Plus largement, qui sont les nouveaux acteurs du jeu international ? L’État demeure un maillon incontournable de la chaîne, mais devenu otage de la mondialisation, il doit compter avec d’autres : ceux que l’auteur qualifie de « tyrans privés » — les firmes internationales, les instances normatives (l’organisation en charge de la normalisation, ISO, les agences de notation…) ou régulatrices (comité de Bâle, qui réunit les banques centrales du G10) —, les entrepreneurs identitaires évoqués plus haut, et enfin, l’opinion publique mondiale, portée par des organisations non gouvernementales (ONG) d’autant plus présentes qu’elles ciblent tous les aspects de la mondialisation.

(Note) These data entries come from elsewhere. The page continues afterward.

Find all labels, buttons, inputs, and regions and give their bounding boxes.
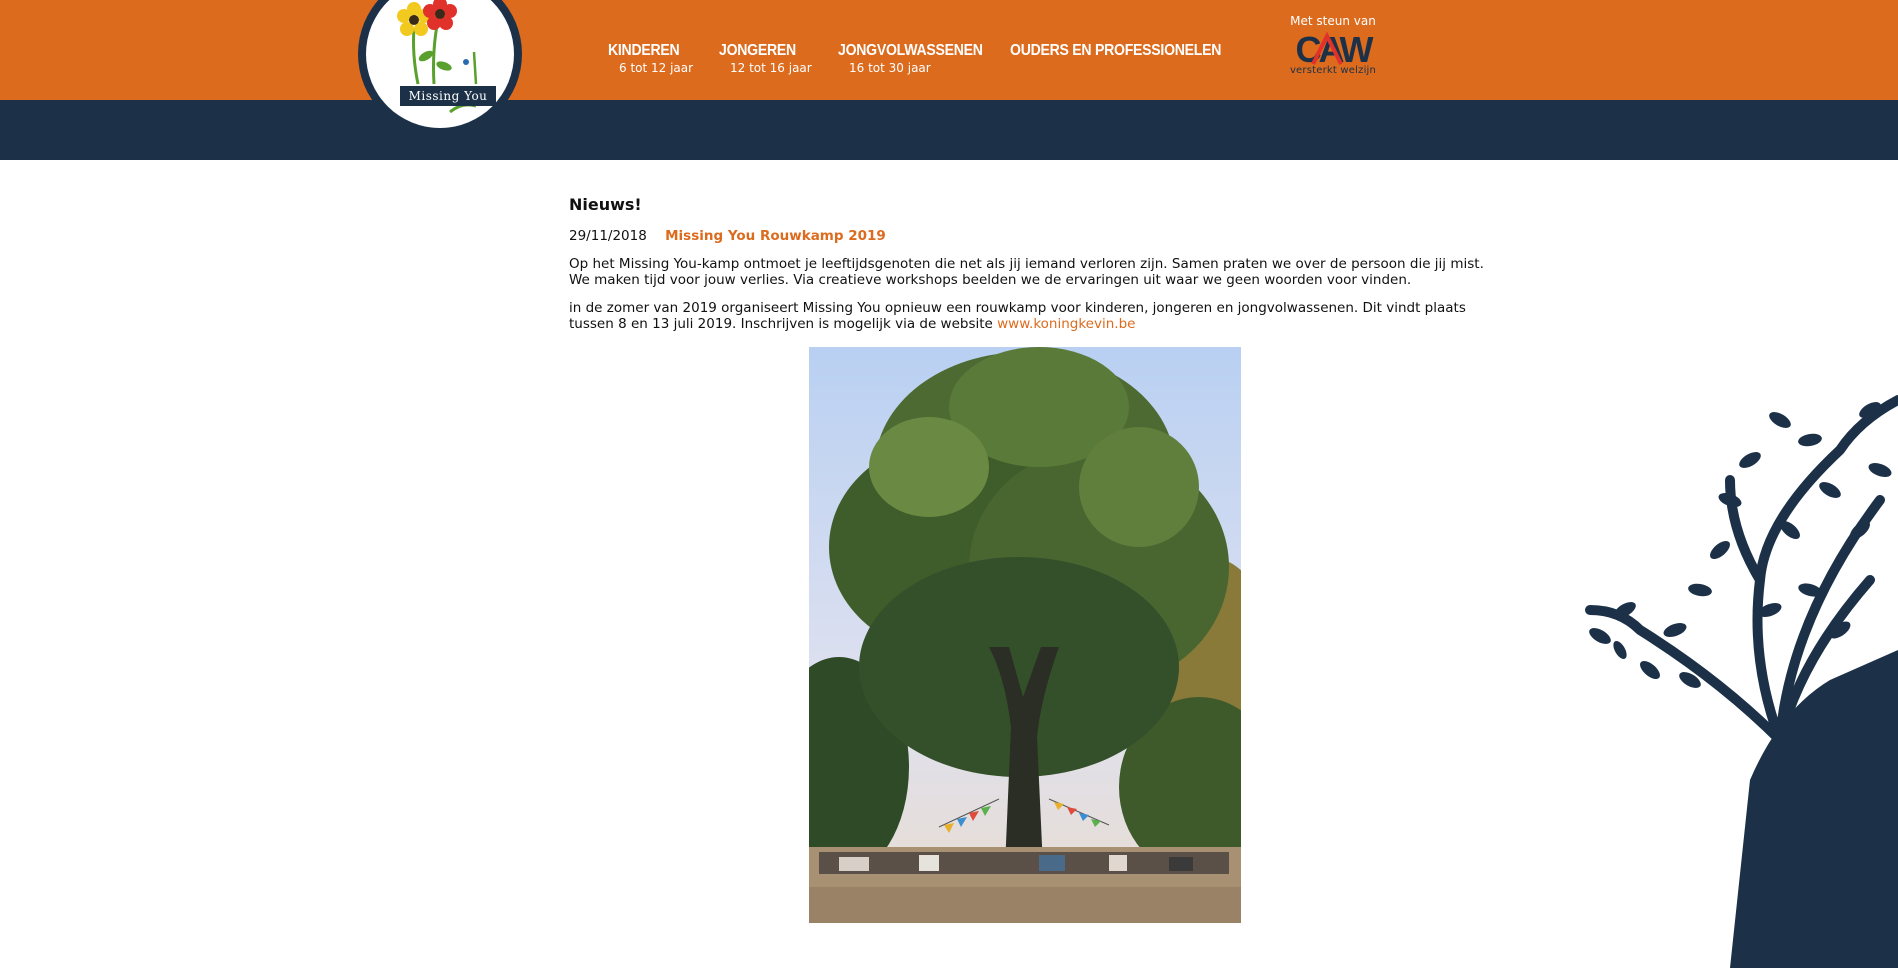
nav-label[interactable]: Ouders en professionelen — [1010, 42, 1221, 60]
camp-photo-tree — [809, 347, 1241, 923]
nav-item-kinderen[interactable]: Kinderen 6 tot 12 jaar — [608, 42, 693, 75]
news-header: 29/11/2018 Missing You Rouwkamp 2019 — [569, 228, 1509, 244]
logo-inner: Missing You — [366, 0, 514, 128]
news-paragraph-1: Op het Missing You-kamp ontmoet je leeft… — [569, 256, 1484, 288]
nav-label[interactable]: Kinderen — [608, 42, 683, 60]
site-logo[interactable]: Missing You — [358, 0, 522, 136]
nav-item-ouders[interactable]: Ouders en professionelen — [1010, 42, 1250, 60]
sponsor-block[interactable]: Met steun van CAW versterkt welzijn — [1283, 14, 1383, 76]
nav-label[interactable]: Jongeren — [719, 42, 801, 60]
website-link[interactable]: www.koningkevin.be — [997, 316, 1135, 332]
caw-logo-icon[interactable]: CAW — [1283, 30, 1383, 68]
news-section: Nieuws! 29/11/2018 Missing You Rouwkamp … — [569, 195, 1509, 344]
camp-photo — [809, 347, 1241, 923]
sponsor-tagline: versterkt welzijn — [1289, 65, 1377, 76]
page-title: Nieuws! — [569, 195, 642, 214]
news-paragraph-2: in de zomer van 2019 organiseert Missing… — [569, 300, 1509, 332]
news-title-link[interactable]: Missing You Rouwkamp 2019 — [665, 228, 886, 244]
nav-sub-label[interactable]: 6 tot 12 jaar — [619, 61, 693, 75]
sponsor-label: Met steun van — [1290, 14, 1376, 28]
logo-text: Missing You — [400, 86, 496, 106]
header-band — [0, 100, 1898, 160]
nav-sub-label[interactable]: 16 tot 30 jaar — [849, 61, 1002, 75]
nav-item-jongeren[interactable]: Jongeren 12 tot 16 jaar — [719, 42, 812, 75]
nav-label[interactable]: Jongvolwassenen — [838, 42, 983, 60]
nav-item-jongvolwassenen[interactable]: Jongvolwassenen 16 tot 30 jaar — [838, 42, 1002, 75]
nav-sub-label[interactable]: 12 tot 16 jaar — [730, 61, 812, 75]
news-date: 29/11/2018 — [569, 228, 647, 244]
flower-logo-icon — [397, 0, 478, 114]
tree-silhouette-icon — [1585, 395, 1898, 968]
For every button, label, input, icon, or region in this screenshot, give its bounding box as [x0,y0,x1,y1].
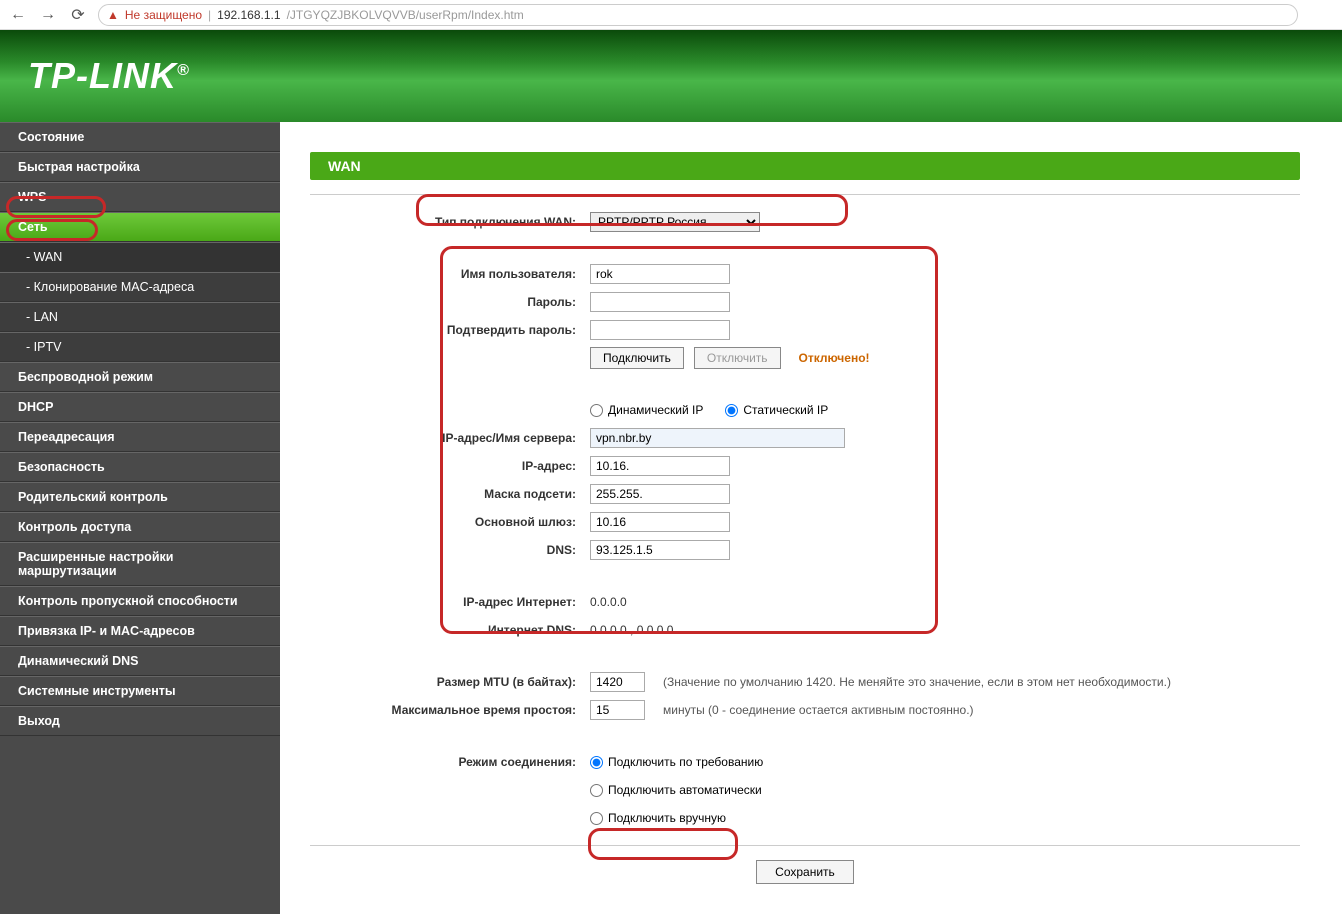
dynamic-ip-radio[interactable]: Динамический IP [590,403,703,417]
conn-type-select[interactable]: PPTP/PPTP Россия [590,212,760,232]
password2-label: Подтвердить пароль: [310,323,590,337]
divider [310,194,1300,195]
browser-toolbar: ← → ⟳ ▲ Не защищено | 192.168.1.1/JTGYQZ… [0,0,1342,30]
username-input[interactable] [590,264,730,284]
mode-auto-radio[interactable]: Подключить автоматически [590,783,762,797]
connect-button[interactable]: Подключить [590,347,684,369]
sidebar-item-11[interactable]: Безопасность [0,452,280,482]
mask-input[interactable] [590,484,730,504]
divider-bottom [310,845,1300,846]
ip-input[interactable] [590,456,730,476]
idle-input[interactable] [590,700,645,720]
dns-label: DNS: [310,543,590,557]
sidebar-item-1[interactable]: Быстрая настройка [0,152,280,182]
sidebar-item-12[interactable]: Родительский контроль [0,482,280,512]
conn-type-label: Тип подключения WAN: [310,215,590,229]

Face à cette socialisation du jeu international, les réponses proposées par l’ancien système semblent inappropriées, voire contre-productives. Pourtant, la menace existe, mais son visage a changé. Le concept même de sécurité évolue : autrefois national, il est devenu mondial et concerne désormais la sauvegarde des biens collectifs ; essentiellement militaire, il est maintenant multisectoriel puisqu’il englobe les questions alimentaires, sanitaires, environnementales ou économiques ; enfin, sans occulter la nation, il implique une gestion des interdépendances par la mise en place d’un système de gouvernance mondiale.

En effet, l’inter-socialité « commande sans gouverner » : anarchique et protestataire par nature, elle exige d’être coordonnée et régulée. Autonome, elle doit pouvoir être sanctionnée par une instance supranationale. Aujourd’hui, l’enjeu est donc d’optimiser la coexistence entre la sphère publique et la sphère sociale. Pour commencer, Bertrand Badie invite à repenser les politiques étrangères des États. Il s’agit selon lui d’intégrer la mondialisation dans les organigrammes, les formations ou le droit international, de travailler de concert avec les ONG dans la négociation et la mise en œuvre des actions, de mieux prendre en compte les différences culturelles, ou encore de mener les tractations simultanément en externe et en interne, afin d’associer les opinions publiques nationales aux choix de politique étrangère. Pour aller plus loin, la majorité des États vont devoir opérer une véritable mutation dans leur rapport au monde, en acceptant d’une part de mener un jeu gagnant-gagnant, puisque dans une société mondiale, le gain des uns devient celui des autres, en renonçant d’autre part à ce que la puissance militaire ne détermine le statut. Ainsi en est-il de l’Allemagne ou du Japon dont le multilatéralisme est avant tout entrepreneurial, fondé sur leurs ressources économiques.

Méfions-nous d’un inter-social qui s’installerait définitivement dans l’autonomie, alerte l’auteur. Il est urgent de donner au social une reconnaissance internationale.